The ingredients of each formulation are classified into the following types:
(1) Polyglyceryl fatty acid ester decaglyceryl monostearate (HLB12.0), decaglyceryl monooleate (HLB12.0), decaglyceryl distearate (HLB9.5), decaglyceryl monomyristate (HLB14.0), Decaglyceryl monolinoleate (HLB12.0), decaglyceryl monoisostearate (HLB12.0)
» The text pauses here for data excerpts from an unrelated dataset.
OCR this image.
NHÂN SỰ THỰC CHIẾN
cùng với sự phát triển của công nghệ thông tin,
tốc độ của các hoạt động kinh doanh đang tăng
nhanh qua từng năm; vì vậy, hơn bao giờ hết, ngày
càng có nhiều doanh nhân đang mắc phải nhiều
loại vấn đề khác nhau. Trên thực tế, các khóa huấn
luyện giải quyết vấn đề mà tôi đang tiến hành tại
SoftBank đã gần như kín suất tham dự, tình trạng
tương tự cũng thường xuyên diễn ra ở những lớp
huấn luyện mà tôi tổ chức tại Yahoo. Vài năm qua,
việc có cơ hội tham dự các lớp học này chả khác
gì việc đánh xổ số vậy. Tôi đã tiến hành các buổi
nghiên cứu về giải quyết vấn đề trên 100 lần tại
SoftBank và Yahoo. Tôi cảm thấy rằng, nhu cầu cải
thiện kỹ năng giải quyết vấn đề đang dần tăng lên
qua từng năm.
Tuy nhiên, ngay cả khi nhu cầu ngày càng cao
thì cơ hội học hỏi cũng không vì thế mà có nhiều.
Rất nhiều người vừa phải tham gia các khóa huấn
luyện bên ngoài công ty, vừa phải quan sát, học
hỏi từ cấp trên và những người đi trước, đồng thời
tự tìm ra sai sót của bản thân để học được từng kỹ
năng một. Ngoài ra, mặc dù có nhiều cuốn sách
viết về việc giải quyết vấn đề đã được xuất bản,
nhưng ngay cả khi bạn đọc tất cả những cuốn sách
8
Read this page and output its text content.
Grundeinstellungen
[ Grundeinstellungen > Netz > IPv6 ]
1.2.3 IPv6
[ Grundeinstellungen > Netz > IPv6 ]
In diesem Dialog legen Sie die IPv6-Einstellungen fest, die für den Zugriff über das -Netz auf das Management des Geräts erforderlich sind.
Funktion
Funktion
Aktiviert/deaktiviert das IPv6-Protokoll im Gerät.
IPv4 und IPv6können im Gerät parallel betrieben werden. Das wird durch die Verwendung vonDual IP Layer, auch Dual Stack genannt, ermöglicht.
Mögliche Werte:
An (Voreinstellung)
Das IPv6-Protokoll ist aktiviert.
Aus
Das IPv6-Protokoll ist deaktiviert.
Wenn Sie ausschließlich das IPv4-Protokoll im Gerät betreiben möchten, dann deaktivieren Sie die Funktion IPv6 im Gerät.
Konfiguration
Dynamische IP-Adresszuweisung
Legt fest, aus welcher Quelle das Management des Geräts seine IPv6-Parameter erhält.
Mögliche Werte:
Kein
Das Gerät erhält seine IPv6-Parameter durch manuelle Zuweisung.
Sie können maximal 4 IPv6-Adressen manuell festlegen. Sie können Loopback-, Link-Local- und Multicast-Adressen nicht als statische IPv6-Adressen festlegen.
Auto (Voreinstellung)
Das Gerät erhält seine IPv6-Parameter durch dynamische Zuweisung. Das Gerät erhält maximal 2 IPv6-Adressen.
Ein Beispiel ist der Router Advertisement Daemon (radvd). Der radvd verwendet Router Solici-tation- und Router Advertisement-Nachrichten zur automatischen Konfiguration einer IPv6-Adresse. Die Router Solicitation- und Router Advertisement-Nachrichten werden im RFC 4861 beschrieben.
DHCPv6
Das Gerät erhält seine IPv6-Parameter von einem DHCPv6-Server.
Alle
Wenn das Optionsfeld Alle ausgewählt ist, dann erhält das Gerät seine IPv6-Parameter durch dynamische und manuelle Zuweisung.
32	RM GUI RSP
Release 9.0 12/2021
(2) Oil Olive oil, squalane, silicone, macadamia nut oil, jojoba oil, liquid paraffin, stearic acid, glyceryl tri-2-ethylhexanoate, isostearic acid

(3) Higher alcohols Cetyl alcohol, behenyl alcohol, octyldodecanol, hydrogenated rapeseed oil alcohol

Claims (8)

  A skin external preparation containing one or more selected from the group consisting of silymarin, silybin, isosiribine, silydinine, and silyristine, and a phospholipid, polyglycerin fatty acid ester, and glycerin.   The external preparation for skin according to claim 1, comprising an oil.   The skin external preparation according to claim 1 or 2, which contains a higher alcohol.   The external preparation for skin according to any one of claims 1 to 3, wherein silymarin, silybin, isosiribine, silydianin, and silycristin are derived from Maria thistle.   The polyglycerol fatty acid ester is obtained by esterifying 1 to 5 fatty acids having 8 to 22 carbon atoms to polyglycerol obtained by polymerizing 2 to 20 glycerol. Topical skin preparation.   One or more higher alcohols selected from the group consisting of hydrogenated rapeseed oil alcohol, lauryl alcohol, myristyl alcohol, stearyl alcohol, cetyl alcohol, cetostearyl alcohol, palmityl alcohol, lanolin alcohol, octyldodecanol, and behenyl alcohol The skin external preparation according to any one of claims 1 to 5, wherein   It is an emulsified composition, The skin external preparation in any one of Claims 2-6 characterized by the above-mentioned. It is a cosmetic, The skin external preparation in any one of Claims 1-6 characterized by the above-mentioned.